No sale sólo a pedir, sino a dar. A cambio de unos trozos de pan o unas monedas, repartirá la limosna espiritual de sus oraciones, sus consejos y consuelos. Y también, con el permiso del superior, hará otras caridades. Se le acerca un obrero en paro. El sólo lleva una hogaza. Con la navaja, que el hombre le ofrece, la corta en dos mitades. Niños necesitados esperan su regreso al convento pendientes de su alforja. Nunca les defraudó. Sigilosamente visitaba a pobres vergonzantes para los que pedía expresamente.

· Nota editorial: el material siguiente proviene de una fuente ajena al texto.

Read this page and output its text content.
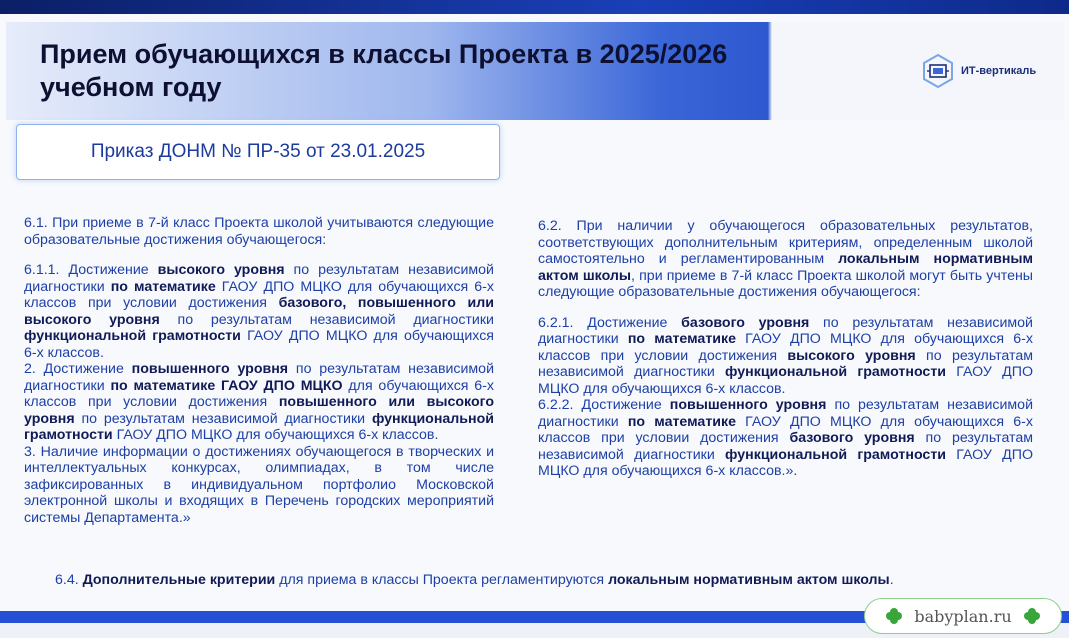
Прием обучающихся в классы Проекта в 2025/2026 учебном году
ИТ-вертикаль
Приказ ДОНМ № ПР-35 от 23.01.2025

6.1. При приеме в 7-й класс Проекта школой учитываются следующие образовательные достижения обучающегося:

6.1.1. Достижение высокого уровня по результатам независимой диагностики по математике ГАОУ ДПО МЦКО для обучающихся 6-х классов при условии достижения базового, повышенного или высокого уровня по результатам независимой диагностики функциональной грамотности ГАОУ ДПО МЦКО для обучающихся 6-х классов.

2. Достижение повышенного уровня по результатам независимой диагностики по математике ГАОУ ДПО МЦКО для обучающихся 6-х классов при условии достижения повышенного или высокого уровня по результатам независимой диагностики функциональной грамотности ГАОУ ДПО МЦКО для обучающихся 6-х классов.

3. Наличие информации о достижениях обучающегося в творческих и интеллектуальных конкурсах, олимпиадах, в том числе зафиксированных в индивидуальном портфолио Московской электронной школы и входящих в Перечень городских мероприятий системы Департамента.»

6.2. При наличии у обучающегося образовательных результатов, соответствующих дополнительным критериям, определенным школой самостоятельно и регламентированным локальным нормативным актом школы, при приеме в 7-й класс Проекта школой могут быть учтены следующие образовательные достижения обучающегося:

6.2.1. Достижение базового уровня по результатам независимой диагностики по математике ГАОУ ДПО МЦКО для обучающихся 6-х классов при условии достижения высокого уровня по результатам независимой диагностики функциональной грамотности ГАОУ ДПО МЦКО для обучающихся 6-х классов.

6.2.2. Достижение повышенного уровня по результатам независимой диагностики по математике ГАОУ ДПО МЦКО для обучающихся 6-х классов при условии достижения базового уровня по результатам независимой диагностики функциональной грамотности ГАОУ ДПО МЦКО для обучающихся 6-х классов.».

6.4. Дополнительные критерии для приема в классы Проекта регламентируются локальным нормативным актом школы.

babyplan.ru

Una monja de clausura escribe: «Siempre nos dejaba algo de la limosna que llevaba». En el torno de un convento de clarisas deposita una cantidad de nueces: «Madre, aquí le dejo estas nueces. Son del nogal de nuestro padre san Francisco». Su postre y lo mejor de su comida siempre tenía destinatarios.

No podía dar cuanto deseaba pero se daba a sí mismo. Entrañablemente humano, siempre acogedor, le detendrán en la calle o en sus domicilios para confiarle inquietudes de toda índole.

A su regreso de la calle, su primera visita será a la iglesia. Jamás se le verá ocioso. Se ocupaba en los menesteres de su oficio de sacristán, ayudaba en la cocina o a cualquier hermano.

UN HOMBRE DE DIOS

Un sacerdote que le conocía íntimamente, me lo definió así: «No era hombre de letras, no tenía estudios teológicos; pero nos aventajaba a todos porque poseía el gran secreto del conocimiento y del amor de Dios. Era todo un hombre de Dios».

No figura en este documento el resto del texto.